06 — THE RELATIONSHIPNot a competitor. A foundation.
The headline is not "CIS RAM is broken." It isn't. The headline is that the two frameworks occupy different strata, and CIS RAM is missing its bottom one.
| Layer | CIS RAM | TLCTC |
|---|---|---|
| Cause taxonomy | absent — borrows VERIS / CDM | the 10 clusters |
| Bow-Tie pivot | none — Threat → C/I/A directly | SRE / DRE / BRE |
| Control space | flat row list | 10×6×2 matrix |
| Effectiveness (KCI) | Maturity Score — floats | per-cell, per-cause |
| Risk math | Impact × Expectancy (DoCRA) | out of scope — sits above |
| Mode | probabilistic | deterministic / axiomatic |
Slot TLCTC underneath CIS RAM as the cause axis. Replace the VCDB / CDM threat input with the ten clusters. Keep DoCRA's Impact × Expectancy, keep the reasonableness machinery, keep the legal translator — all untouched. The Expectancy engine even improves, because commonality measured per cluster eliminates the ransomware-as-a-threat-type double-counting it currently carries.

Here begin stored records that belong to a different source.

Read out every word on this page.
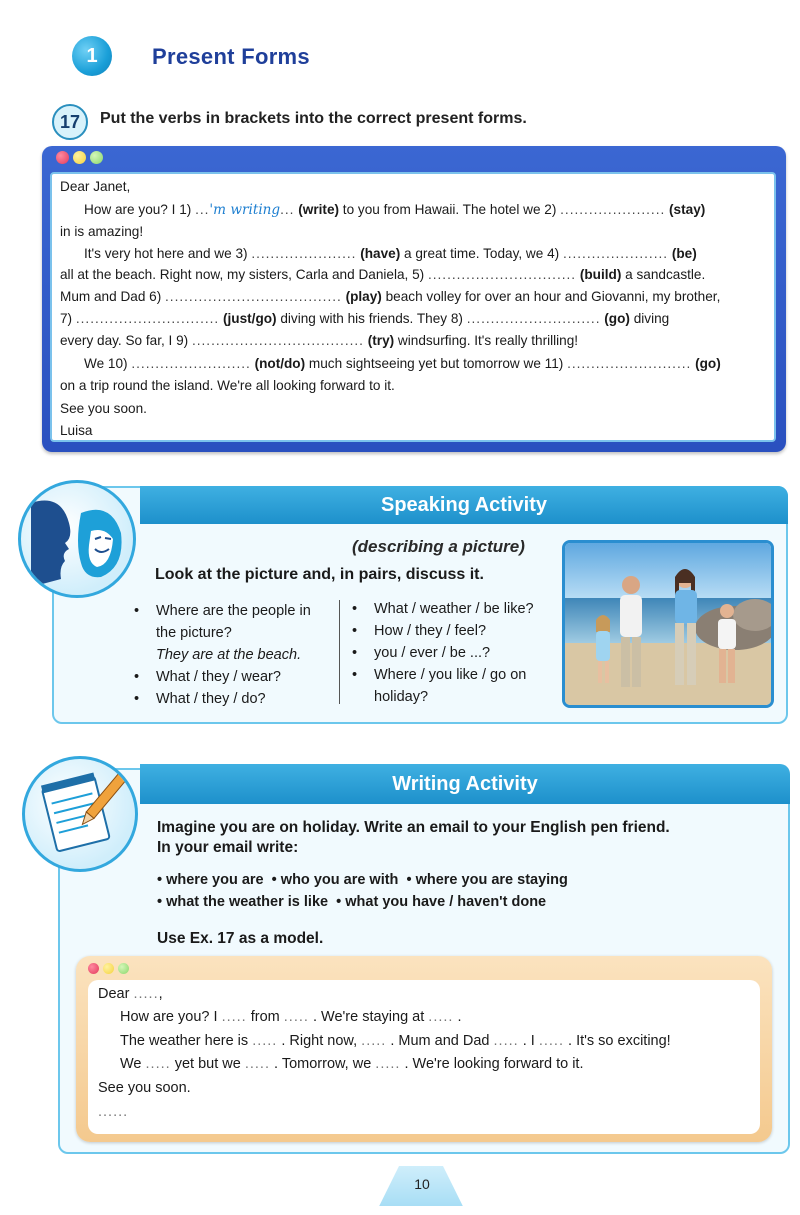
1 Present Forms
17 Put the verbs in brackets into the correct present forms.
Dear Janet,
How are you? I 1) ...'m writing... (write) to you from Hawaii. The hotel we 2) ...................... (stay)
in is amazing!
It's very hot here and we 3) ...................... (have) a great time. Today, we 4) ...................... (be)
all at the beach. Right now, my sisters, Carla and Daniela, 5) ............................... (build) a sandcastle.
Mum and Dad 6) ..................................... (play) beach volley for over an hour and Giovanni, my brother,
7) .............................. (just/go) diving with his friends. They 8) ............................ (go) diving
every day. So far, I 9) .................................... (try) windsurfing. It's really thrilling!
We 10) ......................... (not/do) much sightseeing yet but tomorrow we 11) .......................... (go)
on a trip round the island. We're all looking forward to it.
See you soon.
Luisa
Speaking Activity
(describing a picture)
Look at the picture and, in pairs, discuss it.
• Where are the people in
the picture?
They are at the beach.
• What / they / wear?
• What / they / do?
• What / weather / be like?
• How / they / feel?
• you / ever / be ...?
• Where / you like / go on
holiday?
Writing Activity
Imagine you are on holiday. Write an email to your English pen friend.
In your email write:
• where you are  • who you are with  • where you are staying
• what the weather is like  • what you have / haven't done
Use Ex. 17 as a model.
Dear .....,
How are you? I ..... from ..... . We're staying at ..... .
The weather here is ..... . Right now, ..... . Mum and Dad ..... . I ..... . It's so exciting!
We ..... yet but we ..... . Tomorrow, we ..... . We're looking forward to it.
See you soon.
......
10
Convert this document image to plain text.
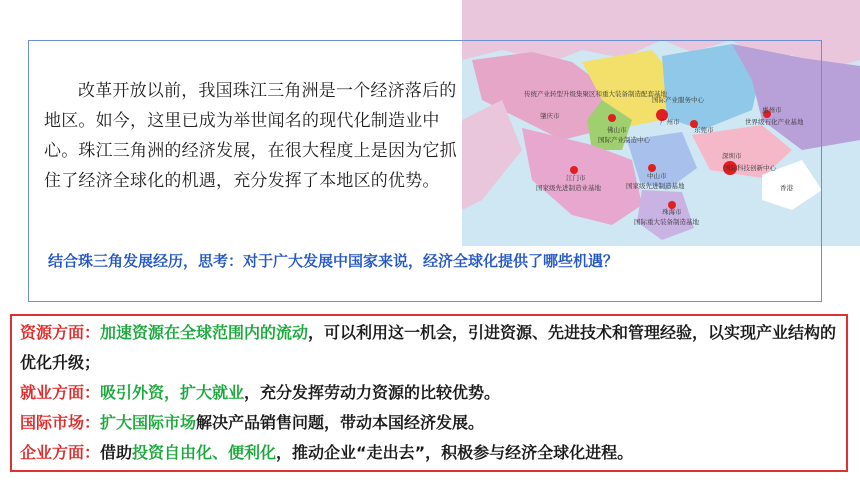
传统产业转型升级集聚区和重大装备制造配套基地
肇庆市
国际产业服务中心
佛山市
广州市
国际产业制造中心
东莞市
惠州市
世界级石化产业基地
江门市
国家级先进制造业基地
中山市
国家级先进制造基地
深圳市
国际科技创新中心
珠海市
国际重大装备制造基地
香港

改革开放以前，我国珠江三角洲是一个经济落后的地区。如今，这里已成为举世闻名的现代化制造业中心。珠江三角洲的经济发展，在很大程度上是因为它抓住了经济全球化的机遇，充分发挥了本地区的优势。

结合珠三角发展经历，思考：对于广大发展中国家来说，经济全球化提供了哪些机遇？

资源方面：加速资源在全球范围内的流动，可以利用这一机会，引进资源、先进技术和管理经验，以实现产业结构的优化升级；

就业方面：吸引外资，扩大就业，充分发挥劳动力资源的比较优势。

国际市场：扩大国际市场解决产品销售问题，带动本国经济发展。

企业方面：借助投资自由化、便利化，推动企业“走出去”，积极参与经济全球化进程。
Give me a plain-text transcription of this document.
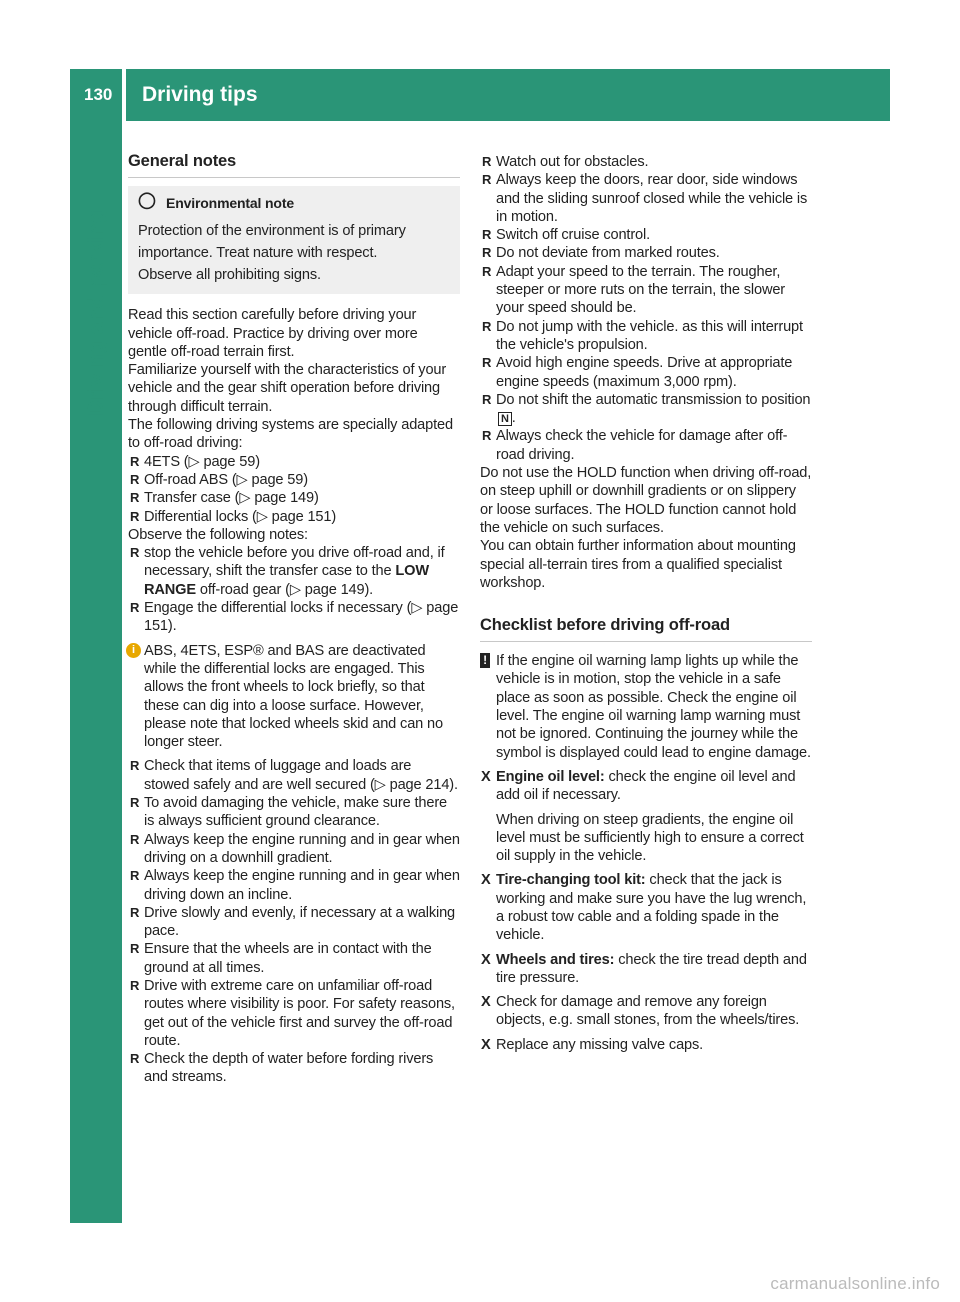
130 Driving tips
Driving and parking
General notes
◯ Environmental note

Protection of the environment is of primary importance. Treat nature with respect.

Observe all prohibiting signs.

Read this section carefully before driving your vehicle off-road. Practice by driving over more gentle off-road terrain first.

Familiarize yourself with the characteristics of your vehicle and the gear shift operation before driving through difficult terrain.

The following driving systems are specially adapted to off-road driving:

R 4ETS (▷ page 59)

R Off-road ABS (▷ page 59)

R Transfer case (▷ page 149)

R Differential locks (▷ page 151)

Observe the following notes:

R stop the vehicle before you drive off-road and, if necessary, shift the transfer case to the LOW RANGE off-road gear (▷ page 149).

R Engage the differential locks if necessary (▷ page 151).

i ABS, 4ETS, ESP® and BAS are deactivated while the differential locks are engaged. This allows the front wheels to lock briefly, so that these can dig into a loose surface. However, please note that locked wheels skid and can no longer steer.

R Check that items of luggage and loads are stowed safely and are well secured (▷ page 214).

R To avoid damaging the vehicle, make sure there is always sufficient ground clearance.

R Always keep the engine running and in gear when driving on a downhill gradient.

R Always keep the engine running and in gear when driving down an incline.

R Drive slowly and evenly, if necessary at a walking pace.

R Ensure that the wheels are in contact with the ground at all times.

R Drive with extreme care on unfamiliar off-road routes where visibility is poor. For safety reasons, get out of the vehicle first and survey the off-road route.

R Check the depth of water before fording rivers and streams.

R Watch out for obstacles.

R Always keep the doors, rear door, side windows and the sliding sunroof closed while the vehicle is in motion.

R Switch off cruise control.

R Do not deviate from marked routes.

R Adapt your speed to the terrain. The rougher, steeper or more ruts on the terrain, the slower your speed should be.

R Do not jump with the vehicle. as this will interrupt the vehicle's propulsion.

R Avoid high engine speeds. Drive at appropriate engine speeds (maximum 3,000 rpm).

R Do not shift the automatic transmission to position N .

R Always check the vehicle for damage after off-road driving.

Do not use the HOLD function when driving off-road, on steep uphill or downhill gradients or on slippery or loose surfaces. The HOLD function cannot hold the vehicle on such surfaces.

You can obtain further information about mounting special all-terrain tires from a qualified specialist workshop.

Checklist before driving off-road
! If the engine oil warning lamp lights up while the vehicle is in motion, stop the vehicle in a safe place as soon as possible. Check the engine oil level. The engine oil warning lamp warning must not be ignored. Continuing the journey while the symbol is displayed could lead to engine damage.

X Engine oil level: check the engine oil level and add oil if necessary.

When driving on steep gradients, the engine oil level must be sufficiently high to ensure a correct oil supply in the vehicle.

X Tire-changing tool kit: check that the jack is working and make sure you have the lug wrench, a robust tow cable and a folding spade in the vehicle.

X Wheels and tires: check the tire tread depth and tire pressure.

X Check for damage and remove any foreign objects, e.g. small stones, from the wheels/tires.

X Replace any missing valve caps.

carmanualsonline.info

So: can CIS answer your cyber threat risk? It can answer whether a given risk is reasonable to accept — superbly. It cannot answer whether your control set is complete, whether any single control reaches target-zero, or whether your effectiveness measurement is anchored to anything stable. Those three questions all require a cause axis. CIS doesn't have one.
It is catalog-agnostic which controls you adopt. It is not optional whether you can name your causes.
Notes
Critique target: CIS RAM v2.2 Core (Nov 2025) / CIS Controls v8.1. The ≥60 figure is a structural prediction pending full cell mapping.